Additional files can be found in the main directory:
- attribution.ipynb is a notebook that guides you throughout the entire project, allowing you to customize it in a user friendly way;
- attribution.py is a python script to execute the code from the command line, such that you can request either the accuracy score based on a specific training path or the prediction of a particular test book;
- utils.py with some utilities function to execute the code;
- cross_validation.py, necessary in the Results section to choose the best model for this use case;
- requirements.txt to replicate the same environment to execute the code.
Multiple models are suggested in order to classify a text, but mainly MultinomialNB is used. Why?
The following results are computed on the American/British data, which is the biggest folder available.
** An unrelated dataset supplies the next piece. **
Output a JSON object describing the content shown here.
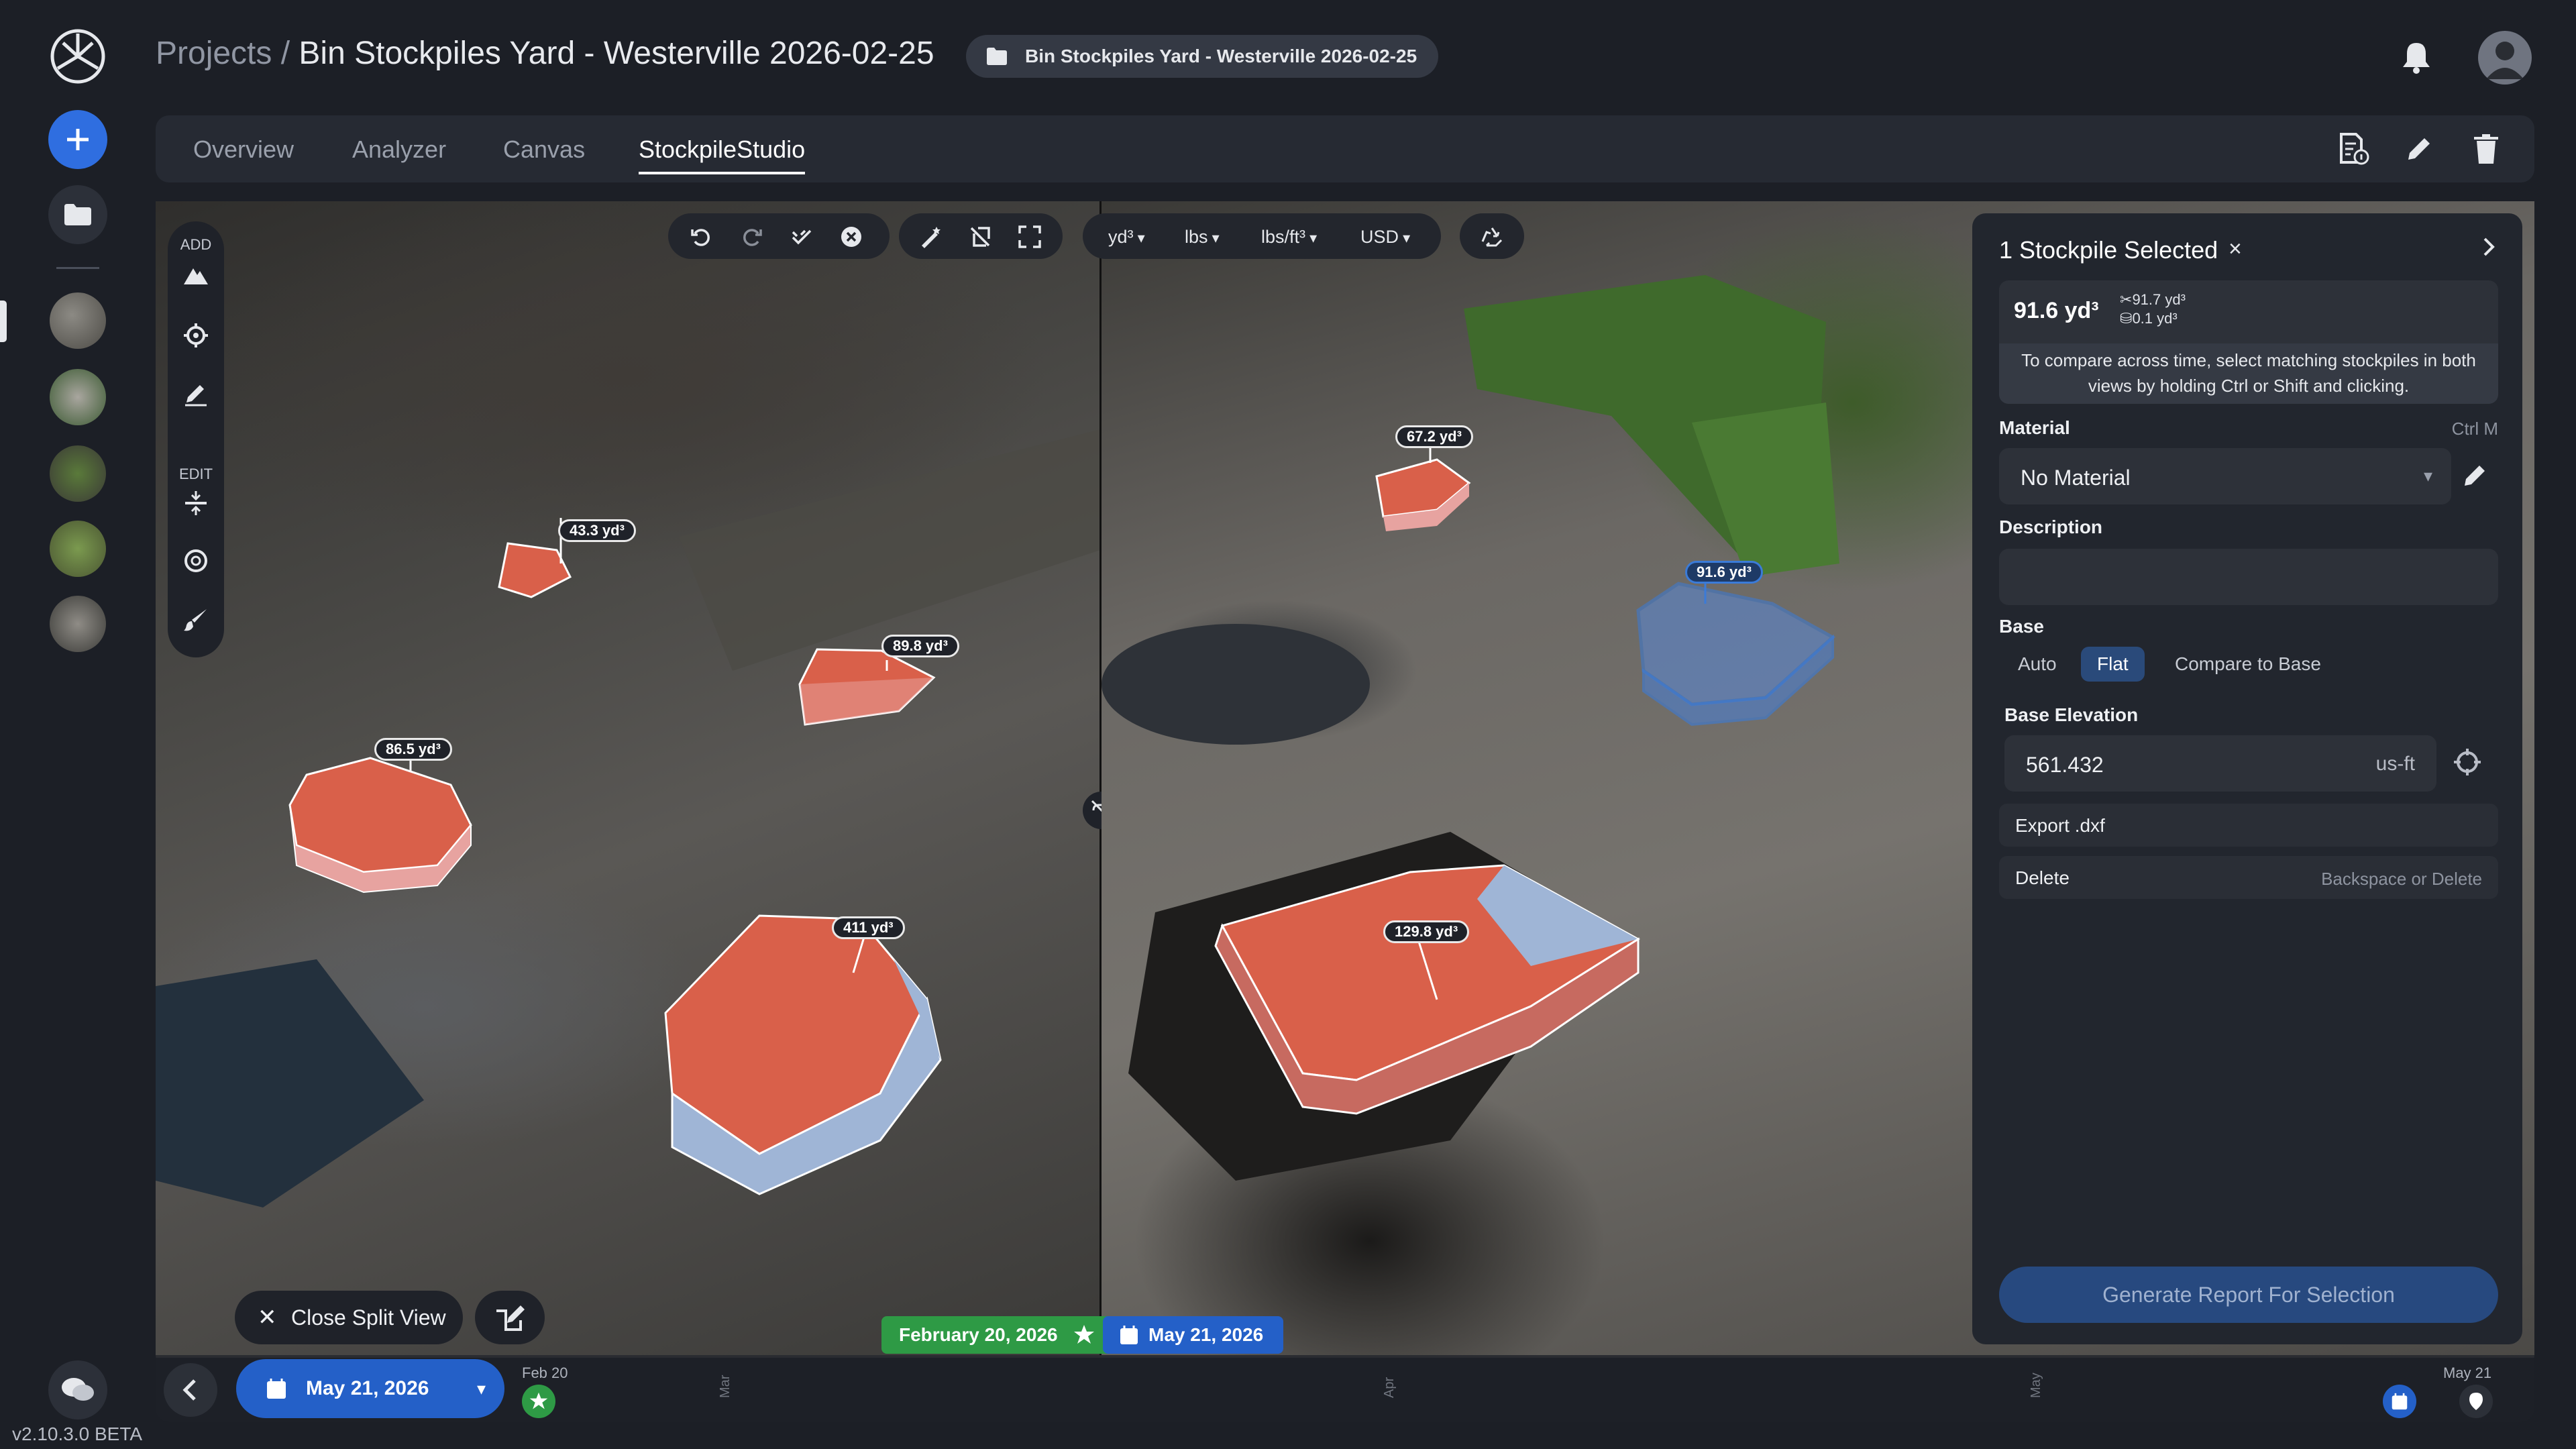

If we run a cross validation with the leave one out k-fold, this means that the model will train on
Note that in case of the DecisionTreeClassifier performance are comparable with a random model that assigns a book to a random author (1/number of authors).
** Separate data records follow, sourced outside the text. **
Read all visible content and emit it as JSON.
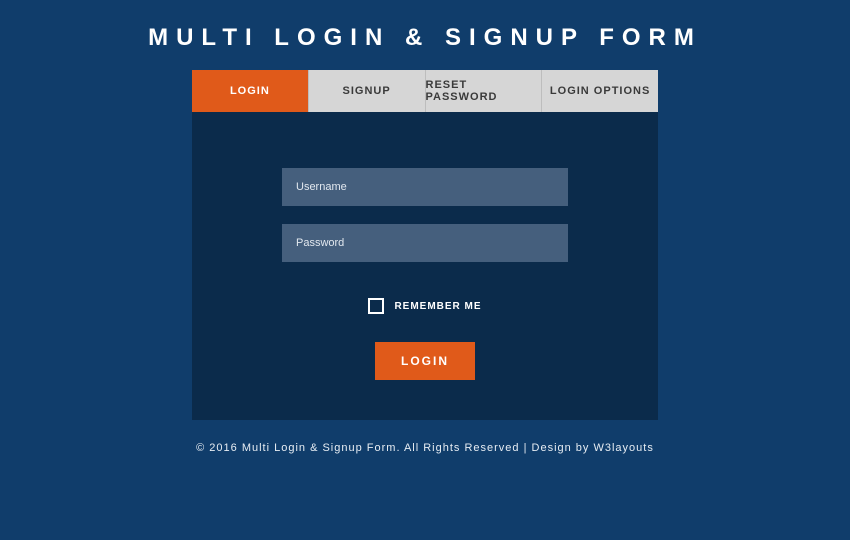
{
  "title": "MULTI LOGIN & SIGNUP FORM",
  "tabs": [
    {
      "label": "LOGIN",
      "active": true
    },
    {
      "label": "SIGNUP",
      "active": false
    },
    {
      "label": "RESET PASSWORD",
      "active": false
    },
    {
      "label": "LOGIN OPTIONS",
      "active": false
    }
  ],
  "form": {
    "username_placeholder": "Username",
    "password_placeholder": "Password",
    "remember_label": "REMEMBER ME",
    "submit_label": "LOGIN"
  },
  "footer": "© 2016 Multi Login & Signup Form. All Rights Reserved | Design by W3layouts",
  "colors": {
    "page_bg": "#103d6b",
    "card_bg": "#0b2b4b",
    "accent": "#e05a1a",
    "tab_inactive_bg": "#d6d6d6",
    "input_bg": "#455f7d"
  }
}
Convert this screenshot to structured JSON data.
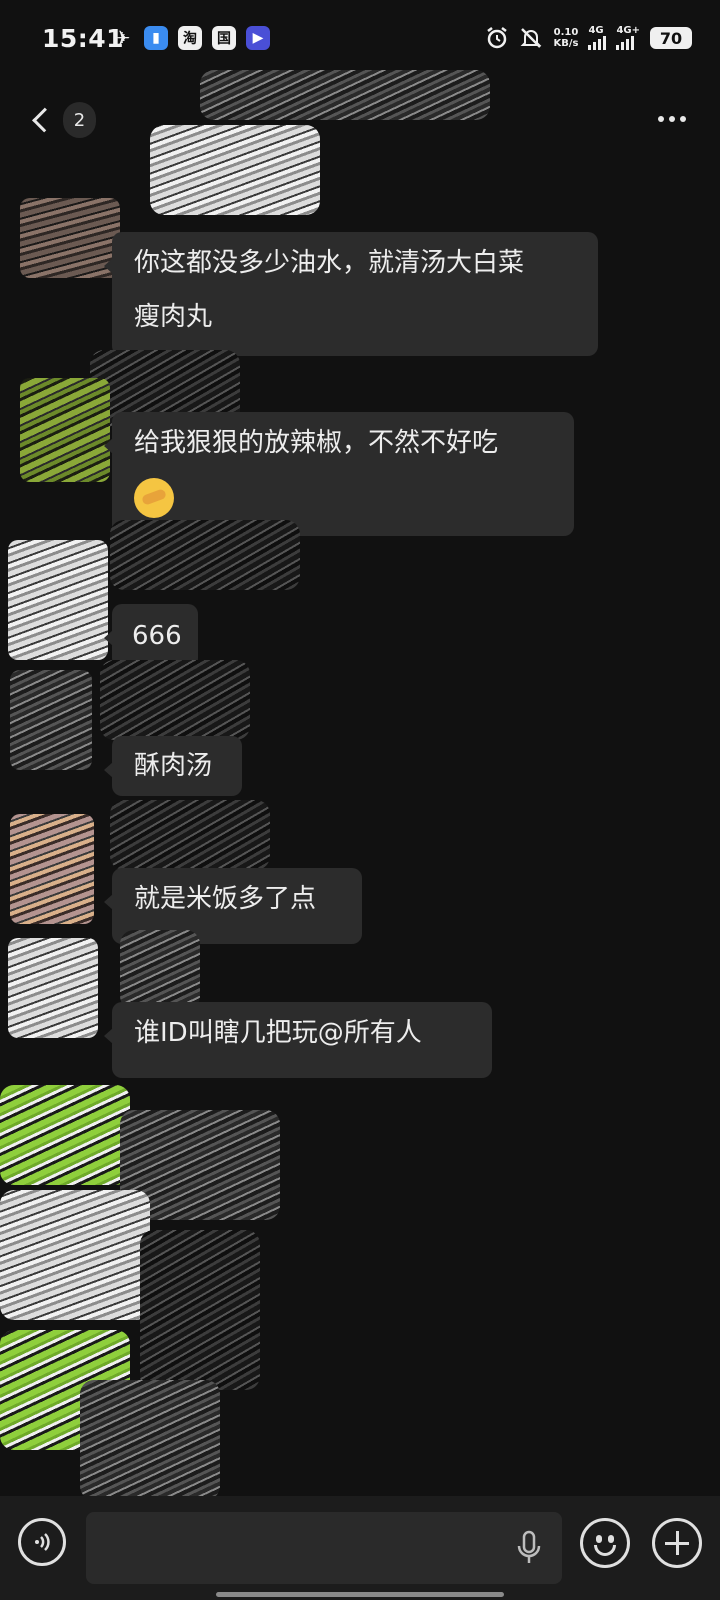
{
  "status_bar": {
    "time": "15:41",
    "app_icons": [
      {
        "name": "pinduoduo-icon",
        "glyph": "✈",
        "style": "plain"
      },
      {
        "name": "notes-app-icon",
        "glyph": "▮",
        "style": "blue"
      },
      {
        "name": "taobao-icon",
        "glyph": "淘",
        "style": ""
      },
      {
        "name": "bank-app-icon",
        "glyph": "国",
        "style": ""
      },
      {
        "name": "video-app-icon",
        "glyph": "▶",
        "style": "purple"
      }
    ],
    "net_speed_value": "0.10",
    "net_speed_unit": "KB/s",
    "signal1_label": "4G",
    "signal2_label": "4G+",
    "battery": "70"
  },
  "header": {
    "unread_count": "2"
  },
  "messages": [
    {
      "text_lines": [
        "你这都没多少油水，就清汤大白菜",
        "瘦肉丸"
      ]
    },
    {
      "text_lines": [
        "给我狠狠的放辣椒，不然不好吃"
      ],
      "emoji": "face-with-hand-over-mouth"
    },
    {
      "text_lines": [
        "666"
      ]
    },
    {
      "text_lines": [
        "酥肉汤"
      ]
    },
    {
      "text_lines": [
        "就是米饭多了点"
      ]
    },
    {
      "text_lines": [
        "谁ID叫瞎几把玩@所有人"
      ]
    }
  ],
  "input_bar": {
    "placeholder": ""
  },
  "colors": {
    "background": "#111111",
    "bubble": "#2c2c2c",
    "input_bar": "#1c1c1c",
    "text": "#ededed"
  }
}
model_name | mean accuracy |
---|---|
MultinomialNB | 0.911111 |
LinearSVC | 0.877778 |
LogisticRegression | 0.844444 |
RandomForestClassifier | 0.633333 |
DecisionTreeClassifier | 0.077778 |
The cross validation script also presents a proper K-fold cross validation with 5 splits, which means that it tries 5 different configurations of training/testing sets. You can find the results below, considered as mean and median accuracy. If we consider the mean accuracy, LogisticRegression performs slightly better than MultinomialNB, which instead is the best model when looking at the median accuracy.
model_name | mean accuracy | median accuracy |
---|---|---|
LogisticRegression | 0.844444 | 0.777778 |
MultinomialNB | 0.811111 | 0.833333 |
LinearSVC | 0.800000 | 0.777778 |
RandomForestClassifier | 0.577778 | 0.555556 |
DecisionTreeClassifier | 0.122222 | 0.111111 |
Suppose you want to predict the author of random books from a range of authors you'd like to choose:
-
Download the books from https://www.gutenberg.org/ebooks/ and name them with the format ``uthor_surname_title_of_your_book.txt`. Remember to download at least 2 books per author!
-
Insert them all inside a new directory
-
Insert the test books inside a folder test_books
-
Create a csv named
authors.csv
with the columns name and label, which represent the complete name of the author and the surname used to name book files -
Specify the new training path to the script (and inside the jupyter notebook if you're using it) like this:
python attribution.py --training_path <new-path> --test_fiile <test_book> --prob
β οΈ Attention! The basic algorithm works for all languages, but if you choose to recur to tfidf instead of bag of words, NLTK does not work with other languages, therefore the code should be adapted to your personal language through spacy.